The Fall LIVE @ Under The Bridge, London 10.06.14

Mark E. Smith is The Fall.
Mark E. Smith formed the band in Prestwich, Greater Manchester in 1976.
Mark E. Smith has always been The Fall.
Mark E. Smith will always be The Fall.
Mark E. Smith has released 30 studio albums and numerous compilations and live albums.
Mark E. Smith is the ultimate Svengali, orchestrator, dictator, puppeteer, agitator, overlord; whispering in the ears of his “group” to tweak it, or “turn it up”. They comply. As any member of The Fall always has; otherwise they are out.
Mark E. Smith is a stumbling, rambling, shambling, incoherent drunk. If you passed him in the street his hectoring would annoy, yet put to the outstanding musicianship he currently has at his disposal it transforms into art.
Mark E. Smith has two drummers who create a cacophony of beats, thuds and thumps. Last year’s ‘The Remainderer’ is a thunderous curtain raiser.
Mark E. Smith almost takes someone’s eye out with his microphone. He carries on oblivious.
Mark E. Smith has a goatee. I know; it beggars belief.
Mark E. Smith has been and continues to be a huge influence on the music scene.
Mark E. Smith and The Fall are playing Under the Bridge, Chelsea Football Club’s stadium. The venue is like the club it’s under and brings to mind the band’s 2011 album ‘Ersatz GB’. The place is cynically festooned with photographs with blurb, memorabilia, old concert posters designed to look “authentic” and a large mosaic of John Lennon in the Men’s. Like the age we live in – one where you can “own” the entire back catalogue of an artist within minutes – this is history for cheats. No endeavour, this is fakery of the highest order. Great sound in there, mind.
Mark E. Smith is not a fake. Mark E. Smith is an astute cultural commentator, a poet and misanthrope.
Mark E. Smith is sarcastic, sneering and sloshed.
Mark E. Smith shocks himself into action with a rampaging cover of The Big Bopper’s ‘White Lightning’. It threatens to sober him up, it’s as if a switch goers off and he clicks into gear.

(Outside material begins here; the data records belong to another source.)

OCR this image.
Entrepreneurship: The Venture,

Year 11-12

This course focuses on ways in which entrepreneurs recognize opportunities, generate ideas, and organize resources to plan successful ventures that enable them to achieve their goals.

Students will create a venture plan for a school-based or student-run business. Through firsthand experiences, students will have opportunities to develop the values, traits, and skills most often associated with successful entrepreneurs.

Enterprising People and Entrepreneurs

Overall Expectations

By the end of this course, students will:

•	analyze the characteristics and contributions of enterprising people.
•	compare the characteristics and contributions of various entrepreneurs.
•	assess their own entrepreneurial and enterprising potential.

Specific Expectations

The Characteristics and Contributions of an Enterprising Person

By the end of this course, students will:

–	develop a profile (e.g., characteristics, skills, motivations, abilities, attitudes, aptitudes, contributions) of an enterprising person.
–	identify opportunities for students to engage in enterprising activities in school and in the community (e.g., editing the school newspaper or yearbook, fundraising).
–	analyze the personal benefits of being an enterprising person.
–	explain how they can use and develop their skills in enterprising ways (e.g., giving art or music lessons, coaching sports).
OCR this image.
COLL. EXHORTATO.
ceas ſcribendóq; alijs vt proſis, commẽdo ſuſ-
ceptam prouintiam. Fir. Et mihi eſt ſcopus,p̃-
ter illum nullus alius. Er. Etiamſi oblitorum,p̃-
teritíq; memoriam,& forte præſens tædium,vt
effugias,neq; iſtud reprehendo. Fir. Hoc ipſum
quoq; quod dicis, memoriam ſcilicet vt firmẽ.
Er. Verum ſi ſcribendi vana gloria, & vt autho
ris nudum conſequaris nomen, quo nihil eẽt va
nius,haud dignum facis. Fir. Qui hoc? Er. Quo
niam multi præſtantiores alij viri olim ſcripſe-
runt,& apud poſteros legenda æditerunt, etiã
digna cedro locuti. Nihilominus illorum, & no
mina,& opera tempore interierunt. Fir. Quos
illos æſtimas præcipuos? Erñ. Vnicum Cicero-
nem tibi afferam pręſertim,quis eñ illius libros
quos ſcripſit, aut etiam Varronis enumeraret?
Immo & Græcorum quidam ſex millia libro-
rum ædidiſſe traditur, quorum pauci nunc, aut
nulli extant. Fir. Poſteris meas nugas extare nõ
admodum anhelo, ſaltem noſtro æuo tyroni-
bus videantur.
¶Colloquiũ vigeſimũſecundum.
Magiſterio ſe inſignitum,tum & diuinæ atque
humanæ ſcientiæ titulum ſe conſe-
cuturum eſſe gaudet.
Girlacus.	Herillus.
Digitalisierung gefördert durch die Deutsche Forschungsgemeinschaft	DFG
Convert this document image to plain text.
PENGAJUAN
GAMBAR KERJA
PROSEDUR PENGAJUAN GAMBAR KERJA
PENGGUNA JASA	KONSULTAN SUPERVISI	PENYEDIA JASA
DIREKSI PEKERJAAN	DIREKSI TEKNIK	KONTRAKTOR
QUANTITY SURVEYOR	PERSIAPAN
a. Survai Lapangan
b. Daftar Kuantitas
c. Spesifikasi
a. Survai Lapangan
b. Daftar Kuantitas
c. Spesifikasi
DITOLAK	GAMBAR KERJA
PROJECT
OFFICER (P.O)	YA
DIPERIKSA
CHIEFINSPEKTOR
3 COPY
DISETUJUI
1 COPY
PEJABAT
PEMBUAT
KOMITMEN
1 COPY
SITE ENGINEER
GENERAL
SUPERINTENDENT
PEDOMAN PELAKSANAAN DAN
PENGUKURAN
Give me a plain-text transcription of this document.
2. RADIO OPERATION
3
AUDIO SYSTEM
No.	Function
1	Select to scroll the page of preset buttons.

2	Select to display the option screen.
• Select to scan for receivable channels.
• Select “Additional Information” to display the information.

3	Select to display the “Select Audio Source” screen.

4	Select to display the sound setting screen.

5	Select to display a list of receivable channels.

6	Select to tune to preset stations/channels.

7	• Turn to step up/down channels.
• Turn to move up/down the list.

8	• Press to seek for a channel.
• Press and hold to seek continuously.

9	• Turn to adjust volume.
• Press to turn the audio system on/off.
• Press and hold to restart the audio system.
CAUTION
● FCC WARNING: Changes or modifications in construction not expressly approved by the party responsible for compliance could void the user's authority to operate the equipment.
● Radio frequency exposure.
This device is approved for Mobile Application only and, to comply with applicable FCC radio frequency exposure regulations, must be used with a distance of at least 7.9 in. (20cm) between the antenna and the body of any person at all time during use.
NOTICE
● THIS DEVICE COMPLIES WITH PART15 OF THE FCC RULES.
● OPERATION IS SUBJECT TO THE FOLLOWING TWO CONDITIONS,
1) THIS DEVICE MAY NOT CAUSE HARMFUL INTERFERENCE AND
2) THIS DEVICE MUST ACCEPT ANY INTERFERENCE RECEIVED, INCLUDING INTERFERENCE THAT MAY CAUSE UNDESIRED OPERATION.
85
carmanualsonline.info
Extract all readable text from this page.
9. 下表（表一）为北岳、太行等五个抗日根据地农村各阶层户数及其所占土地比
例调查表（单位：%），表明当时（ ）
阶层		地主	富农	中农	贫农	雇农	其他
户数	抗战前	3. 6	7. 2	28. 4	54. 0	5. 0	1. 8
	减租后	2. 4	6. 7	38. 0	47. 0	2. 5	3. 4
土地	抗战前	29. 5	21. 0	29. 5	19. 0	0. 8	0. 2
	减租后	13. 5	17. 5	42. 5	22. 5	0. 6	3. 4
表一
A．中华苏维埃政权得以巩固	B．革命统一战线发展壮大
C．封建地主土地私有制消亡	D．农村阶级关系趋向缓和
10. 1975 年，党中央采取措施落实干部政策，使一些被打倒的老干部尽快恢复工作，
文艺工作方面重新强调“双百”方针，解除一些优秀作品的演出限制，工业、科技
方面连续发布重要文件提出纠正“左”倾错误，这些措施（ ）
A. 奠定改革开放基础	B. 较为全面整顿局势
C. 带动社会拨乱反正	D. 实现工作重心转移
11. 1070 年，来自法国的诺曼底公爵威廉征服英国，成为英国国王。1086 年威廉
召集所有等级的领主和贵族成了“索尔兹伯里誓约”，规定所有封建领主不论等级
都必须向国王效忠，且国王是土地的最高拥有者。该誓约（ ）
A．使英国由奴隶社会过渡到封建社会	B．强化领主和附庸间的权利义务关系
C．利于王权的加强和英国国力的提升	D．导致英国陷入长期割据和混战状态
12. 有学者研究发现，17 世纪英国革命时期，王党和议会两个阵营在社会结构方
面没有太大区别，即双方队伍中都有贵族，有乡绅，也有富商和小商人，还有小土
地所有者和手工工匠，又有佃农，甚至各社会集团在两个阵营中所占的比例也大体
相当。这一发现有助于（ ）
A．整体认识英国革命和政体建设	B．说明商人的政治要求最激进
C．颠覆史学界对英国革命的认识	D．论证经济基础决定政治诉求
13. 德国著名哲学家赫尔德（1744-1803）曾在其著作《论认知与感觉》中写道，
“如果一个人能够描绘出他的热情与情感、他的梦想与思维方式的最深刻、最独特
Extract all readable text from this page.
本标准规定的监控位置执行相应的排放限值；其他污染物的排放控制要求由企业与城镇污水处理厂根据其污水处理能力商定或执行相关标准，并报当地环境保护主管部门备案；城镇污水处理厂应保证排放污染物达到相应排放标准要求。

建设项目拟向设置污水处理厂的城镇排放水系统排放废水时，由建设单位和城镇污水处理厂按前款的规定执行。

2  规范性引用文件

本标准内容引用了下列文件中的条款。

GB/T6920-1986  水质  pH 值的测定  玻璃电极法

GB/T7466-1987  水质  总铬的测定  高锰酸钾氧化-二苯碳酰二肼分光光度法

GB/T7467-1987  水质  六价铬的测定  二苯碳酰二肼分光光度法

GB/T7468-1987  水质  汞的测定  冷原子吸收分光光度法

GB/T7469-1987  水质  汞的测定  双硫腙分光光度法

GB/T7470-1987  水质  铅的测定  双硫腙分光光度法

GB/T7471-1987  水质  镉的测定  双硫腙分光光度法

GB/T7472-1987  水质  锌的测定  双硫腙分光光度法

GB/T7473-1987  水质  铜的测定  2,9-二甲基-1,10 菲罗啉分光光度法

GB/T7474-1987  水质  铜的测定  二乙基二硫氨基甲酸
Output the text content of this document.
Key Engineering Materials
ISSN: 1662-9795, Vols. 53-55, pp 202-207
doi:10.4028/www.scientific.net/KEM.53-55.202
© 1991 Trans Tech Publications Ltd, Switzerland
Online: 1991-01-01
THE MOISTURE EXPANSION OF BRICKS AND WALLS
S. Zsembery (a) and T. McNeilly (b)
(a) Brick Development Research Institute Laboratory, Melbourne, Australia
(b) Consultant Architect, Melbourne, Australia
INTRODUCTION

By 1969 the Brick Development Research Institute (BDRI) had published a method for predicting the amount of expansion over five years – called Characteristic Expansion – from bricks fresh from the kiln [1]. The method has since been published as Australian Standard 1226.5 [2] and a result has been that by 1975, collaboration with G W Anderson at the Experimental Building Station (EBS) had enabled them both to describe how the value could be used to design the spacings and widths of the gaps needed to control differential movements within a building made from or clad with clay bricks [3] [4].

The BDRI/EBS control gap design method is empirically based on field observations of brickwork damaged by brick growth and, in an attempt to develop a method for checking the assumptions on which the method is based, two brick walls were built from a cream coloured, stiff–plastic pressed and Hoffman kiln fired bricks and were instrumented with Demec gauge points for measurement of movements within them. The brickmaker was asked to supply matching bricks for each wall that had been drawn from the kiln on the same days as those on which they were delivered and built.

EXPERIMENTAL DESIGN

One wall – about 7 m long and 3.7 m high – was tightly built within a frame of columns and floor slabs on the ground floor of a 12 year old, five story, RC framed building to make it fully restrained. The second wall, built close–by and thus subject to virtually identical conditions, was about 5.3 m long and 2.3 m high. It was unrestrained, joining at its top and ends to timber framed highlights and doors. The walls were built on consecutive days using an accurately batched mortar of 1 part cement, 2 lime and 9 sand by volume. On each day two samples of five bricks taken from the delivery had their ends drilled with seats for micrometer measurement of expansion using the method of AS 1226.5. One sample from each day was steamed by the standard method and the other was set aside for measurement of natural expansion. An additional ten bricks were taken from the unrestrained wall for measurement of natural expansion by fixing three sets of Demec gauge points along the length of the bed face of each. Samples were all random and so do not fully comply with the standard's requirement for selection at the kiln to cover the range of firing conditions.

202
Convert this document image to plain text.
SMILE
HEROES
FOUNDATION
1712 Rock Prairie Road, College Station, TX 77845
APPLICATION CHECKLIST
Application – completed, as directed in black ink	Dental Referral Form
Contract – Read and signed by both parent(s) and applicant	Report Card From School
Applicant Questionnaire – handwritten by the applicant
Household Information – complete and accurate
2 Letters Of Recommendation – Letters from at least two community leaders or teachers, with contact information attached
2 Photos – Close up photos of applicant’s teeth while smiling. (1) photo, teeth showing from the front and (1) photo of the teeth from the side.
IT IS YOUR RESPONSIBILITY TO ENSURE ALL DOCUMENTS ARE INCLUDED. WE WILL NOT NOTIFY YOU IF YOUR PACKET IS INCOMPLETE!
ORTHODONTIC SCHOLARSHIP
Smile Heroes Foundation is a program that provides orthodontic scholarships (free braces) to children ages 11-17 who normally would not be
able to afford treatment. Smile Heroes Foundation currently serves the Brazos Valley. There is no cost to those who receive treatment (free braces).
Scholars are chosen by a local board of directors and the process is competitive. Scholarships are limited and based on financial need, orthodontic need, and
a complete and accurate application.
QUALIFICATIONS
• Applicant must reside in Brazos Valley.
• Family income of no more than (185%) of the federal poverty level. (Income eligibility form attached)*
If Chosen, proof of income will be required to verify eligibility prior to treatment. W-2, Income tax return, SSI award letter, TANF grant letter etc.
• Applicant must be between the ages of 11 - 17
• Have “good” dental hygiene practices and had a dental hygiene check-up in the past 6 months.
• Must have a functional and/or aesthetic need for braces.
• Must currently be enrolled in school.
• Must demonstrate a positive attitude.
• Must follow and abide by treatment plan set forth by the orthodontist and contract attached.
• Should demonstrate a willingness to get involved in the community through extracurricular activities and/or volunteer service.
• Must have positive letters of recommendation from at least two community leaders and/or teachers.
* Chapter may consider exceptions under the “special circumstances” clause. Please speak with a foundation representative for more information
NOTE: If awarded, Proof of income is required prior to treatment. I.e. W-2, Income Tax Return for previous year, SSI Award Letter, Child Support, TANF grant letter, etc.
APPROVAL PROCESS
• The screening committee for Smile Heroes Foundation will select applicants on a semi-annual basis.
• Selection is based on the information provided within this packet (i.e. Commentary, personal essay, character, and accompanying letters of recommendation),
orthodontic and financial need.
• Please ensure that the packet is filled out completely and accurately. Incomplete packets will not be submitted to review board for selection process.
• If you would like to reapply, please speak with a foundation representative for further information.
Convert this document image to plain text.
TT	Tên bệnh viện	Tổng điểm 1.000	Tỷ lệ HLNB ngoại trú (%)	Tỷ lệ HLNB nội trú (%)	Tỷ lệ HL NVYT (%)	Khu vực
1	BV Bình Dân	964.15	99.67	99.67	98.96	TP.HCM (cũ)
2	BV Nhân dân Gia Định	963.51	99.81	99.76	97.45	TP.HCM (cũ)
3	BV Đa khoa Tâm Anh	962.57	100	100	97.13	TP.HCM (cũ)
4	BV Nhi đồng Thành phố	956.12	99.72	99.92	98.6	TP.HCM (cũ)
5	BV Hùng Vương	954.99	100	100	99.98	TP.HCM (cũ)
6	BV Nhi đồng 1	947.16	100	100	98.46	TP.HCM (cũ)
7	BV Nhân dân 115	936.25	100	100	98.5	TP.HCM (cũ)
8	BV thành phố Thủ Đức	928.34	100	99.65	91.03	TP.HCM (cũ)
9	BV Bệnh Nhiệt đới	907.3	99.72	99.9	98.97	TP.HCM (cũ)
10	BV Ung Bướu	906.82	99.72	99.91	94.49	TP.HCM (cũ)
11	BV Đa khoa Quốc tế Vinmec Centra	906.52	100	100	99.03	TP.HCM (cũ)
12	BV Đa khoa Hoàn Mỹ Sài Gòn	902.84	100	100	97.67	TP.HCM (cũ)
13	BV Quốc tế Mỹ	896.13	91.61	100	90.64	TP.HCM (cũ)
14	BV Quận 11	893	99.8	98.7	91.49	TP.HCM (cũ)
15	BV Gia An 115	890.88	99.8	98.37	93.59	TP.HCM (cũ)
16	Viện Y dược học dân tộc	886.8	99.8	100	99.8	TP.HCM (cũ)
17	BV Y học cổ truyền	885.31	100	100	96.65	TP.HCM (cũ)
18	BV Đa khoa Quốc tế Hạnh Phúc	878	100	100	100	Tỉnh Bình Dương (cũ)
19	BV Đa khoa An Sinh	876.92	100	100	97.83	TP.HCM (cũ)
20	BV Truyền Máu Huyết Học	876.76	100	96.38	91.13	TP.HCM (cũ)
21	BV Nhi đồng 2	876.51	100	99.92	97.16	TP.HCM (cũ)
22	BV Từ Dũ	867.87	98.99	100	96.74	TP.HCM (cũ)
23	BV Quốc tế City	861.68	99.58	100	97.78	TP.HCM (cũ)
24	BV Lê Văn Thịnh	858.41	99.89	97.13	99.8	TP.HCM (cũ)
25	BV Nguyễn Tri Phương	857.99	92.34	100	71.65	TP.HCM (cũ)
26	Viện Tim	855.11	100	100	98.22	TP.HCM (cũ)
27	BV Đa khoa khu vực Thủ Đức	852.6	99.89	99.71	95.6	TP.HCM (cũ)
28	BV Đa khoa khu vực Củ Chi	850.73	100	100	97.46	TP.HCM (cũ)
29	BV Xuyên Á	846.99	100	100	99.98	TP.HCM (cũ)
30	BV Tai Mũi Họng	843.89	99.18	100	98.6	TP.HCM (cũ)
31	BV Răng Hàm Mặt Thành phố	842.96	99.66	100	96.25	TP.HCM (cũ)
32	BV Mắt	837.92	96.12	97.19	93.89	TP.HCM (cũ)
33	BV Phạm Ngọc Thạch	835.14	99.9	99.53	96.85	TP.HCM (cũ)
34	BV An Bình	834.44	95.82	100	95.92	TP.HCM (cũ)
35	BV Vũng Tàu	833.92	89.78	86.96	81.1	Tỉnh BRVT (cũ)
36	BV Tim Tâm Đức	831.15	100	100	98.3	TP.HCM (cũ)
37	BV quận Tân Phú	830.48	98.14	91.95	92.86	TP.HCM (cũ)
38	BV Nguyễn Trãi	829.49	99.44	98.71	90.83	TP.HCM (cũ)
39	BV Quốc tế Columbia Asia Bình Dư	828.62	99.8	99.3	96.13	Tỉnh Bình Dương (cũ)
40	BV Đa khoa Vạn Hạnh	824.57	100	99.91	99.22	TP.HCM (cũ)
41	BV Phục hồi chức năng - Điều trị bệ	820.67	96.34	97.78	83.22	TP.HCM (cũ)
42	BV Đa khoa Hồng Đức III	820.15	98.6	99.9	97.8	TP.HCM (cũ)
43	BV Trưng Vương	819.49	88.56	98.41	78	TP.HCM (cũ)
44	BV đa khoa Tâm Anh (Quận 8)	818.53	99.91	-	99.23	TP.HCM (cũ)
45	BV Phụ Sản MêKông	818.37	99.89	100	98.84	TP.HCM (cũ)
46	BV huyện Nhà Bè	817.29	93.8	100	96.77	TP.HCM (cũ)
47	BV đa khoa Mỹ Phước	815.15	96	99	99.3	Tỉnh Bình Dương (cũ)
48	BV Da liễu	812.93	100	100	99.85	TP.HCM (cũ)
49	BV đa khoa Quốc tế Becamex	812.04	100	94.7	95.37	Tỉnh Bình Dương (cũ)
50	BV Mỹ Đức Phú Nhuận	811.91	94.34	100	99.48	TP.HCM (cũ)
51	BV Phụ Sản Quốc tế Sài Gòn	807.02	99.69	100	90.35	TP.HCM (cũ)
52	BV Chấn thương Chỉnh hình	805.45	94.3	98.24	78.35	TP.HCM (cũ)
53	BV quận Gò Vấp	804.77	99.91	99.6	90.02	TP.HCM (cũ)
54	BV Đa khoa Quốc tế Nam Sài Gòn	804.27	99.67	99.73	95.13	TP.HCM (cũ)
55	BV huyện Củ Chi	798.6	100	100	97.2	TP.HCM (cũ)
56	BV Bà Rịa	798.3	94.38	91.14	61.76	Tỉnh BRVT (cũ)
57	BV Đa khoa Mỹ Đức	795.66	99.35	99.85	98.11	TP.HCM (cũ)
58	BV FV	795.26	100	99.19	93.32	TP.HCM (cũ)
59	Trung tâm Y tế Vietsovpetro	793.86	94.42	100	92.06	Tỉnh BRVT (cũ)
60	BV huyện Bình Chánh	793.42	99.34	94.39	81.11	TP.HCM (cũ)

The song has a hint of Duane Eddy’s ‘Peter Gunn’ and is emblematic of Smith’s influences with his own idiosyncratic input thrown into the mix.
Mark E. Smith’s wife and keyboard player, Elena Palou, plays whilst wearing what appears to be half a parachute. It does not affect her ability to play.
Mark E. Smith encounters a stray from ‘Made in Chelsea’ who clambers on stage. Dressed in pastel colours with decks shoes, he is quickly ushered back into the bewildered crowd.
Mark E. Smith rouses once more for a cover of the Sonics’ ‘Strychnine’ which again highlights the brilliant band currently trading as The Fall.
Mark E. Smith – absent from the stage for the final three songs – performs from afar. Encoring with ‘Theme from Sparta FC’, the band play on with Smith’s badgering, cryptic words beamed in. Lasting just over an hour, it’s a mad, bad and sad experience. In the words of another famous Mancunian, “That joke isn’t funny anymore”.
Mar E. Smith will be doing the same thing tonight. And the next.
Mark E. Smith remains as John Peel uttered: “Always different … always the same”.